Ukraine’s deputy defense minister, Hanna Malyar, said Russia has thrown “a large number of storm groups” into the fight for the city.
“The enemy is advancing literally on the bodies of their own soldiers and is massively using artillery, rocket launchers and mortars, hitting their own troops,” she said.
Pavlo Kyrylenko, the Donetsk region’s Kyiv-appointed governor, on Tuesday described the Russian attacks on Soledar and Bakhmut as relentless.
“The Russian army is reducing Ukrainian cities to rubble using all kinds of weapons in their scorched-earth tactics,” Kyrylenko said in televised remarks. “Russia is waging a war without rules, resulting in civilian deaths and suffering.”
Wounded soldiers arrive around the clock for emergency treatment at a Ukrainian medical stabilization center near the front line around Bakhmut. Medics fought for 30 minutes Monday to save a soldier, but his injuries were too severe.
Another soldier suffered a head injury after a fragment pierced his helmet. Medics quickly stabilized him enough to transfer him to a military hospital.
“We fight to the end to save a life,” Kostyantyn Vasylkevich, a surgeon and the center’s coordinator, told The Associated Press. “Of course, it hurts when it is not possible to save them.”
The Moscow-backed leader of the occupied areas of Donetsk said Tuesday that Russia’s forces were “very close” to taking over Soledar. But the gains were coming “at a very high price,” Denis Pushilin told Russian state TV.
Control over the city would create “good prospects” for taking over Bakhmut, as well as Siversk, a town further north where Ukrainian fortifications “are also quite serious,” Pushilin said.
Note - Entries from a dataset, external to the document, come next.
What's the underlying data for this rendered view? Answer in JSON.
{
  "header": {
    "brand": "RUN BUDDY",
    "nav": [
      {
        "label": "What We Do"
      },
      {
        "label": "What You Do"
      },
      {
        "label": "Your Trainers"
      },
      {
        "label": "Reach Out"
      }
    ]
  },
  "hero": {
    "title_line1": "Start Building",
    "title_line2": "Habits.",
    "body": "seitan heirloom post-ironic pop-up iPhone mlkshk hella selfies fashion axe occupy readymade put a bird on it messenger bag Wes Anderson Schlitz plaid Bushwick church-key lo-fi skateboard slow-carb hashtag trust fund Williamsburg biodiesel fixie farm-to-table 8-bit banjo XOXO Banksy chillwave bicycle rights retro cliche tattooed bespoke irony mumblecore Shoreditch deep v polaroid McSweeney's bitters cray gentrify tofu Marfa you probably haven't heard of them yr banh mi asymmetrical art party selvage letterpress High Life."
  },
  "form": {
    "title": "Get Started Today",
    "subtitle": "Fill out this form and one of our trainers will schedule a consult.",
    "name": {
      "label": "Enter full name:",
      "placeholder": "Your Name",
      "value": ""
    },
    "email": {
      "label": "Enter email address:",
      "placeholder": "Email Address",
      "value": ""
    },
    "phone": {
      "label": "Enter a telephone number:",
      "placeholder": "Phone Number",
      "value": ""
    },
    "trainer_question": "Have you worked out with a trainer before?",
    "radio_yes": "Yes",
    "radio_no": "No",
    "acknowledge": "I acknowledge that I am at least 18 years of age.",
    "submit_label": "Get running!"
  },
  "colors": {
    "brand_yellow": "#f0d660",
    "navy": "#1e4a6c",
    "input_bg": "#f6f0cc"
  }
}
The U.K. Defense Ministry concurred with that appraisal of the battle developments. Russian troops alongside soldiers from the Wagner Group, a Russian private military contractor, have advanced in Soledar and “are likely in control of most of the settlement,” the ministry tweeted Tuesday.
It said that taking Soledar, 10 kilometers (6 miles) north of Bakhmut, was likely Moscow’s immediate military objective and part of a strategy to encircle Bakhmut. But it added that “Ukrainian forces maintain stable defensive lines in depth and control over supply routes” in the area.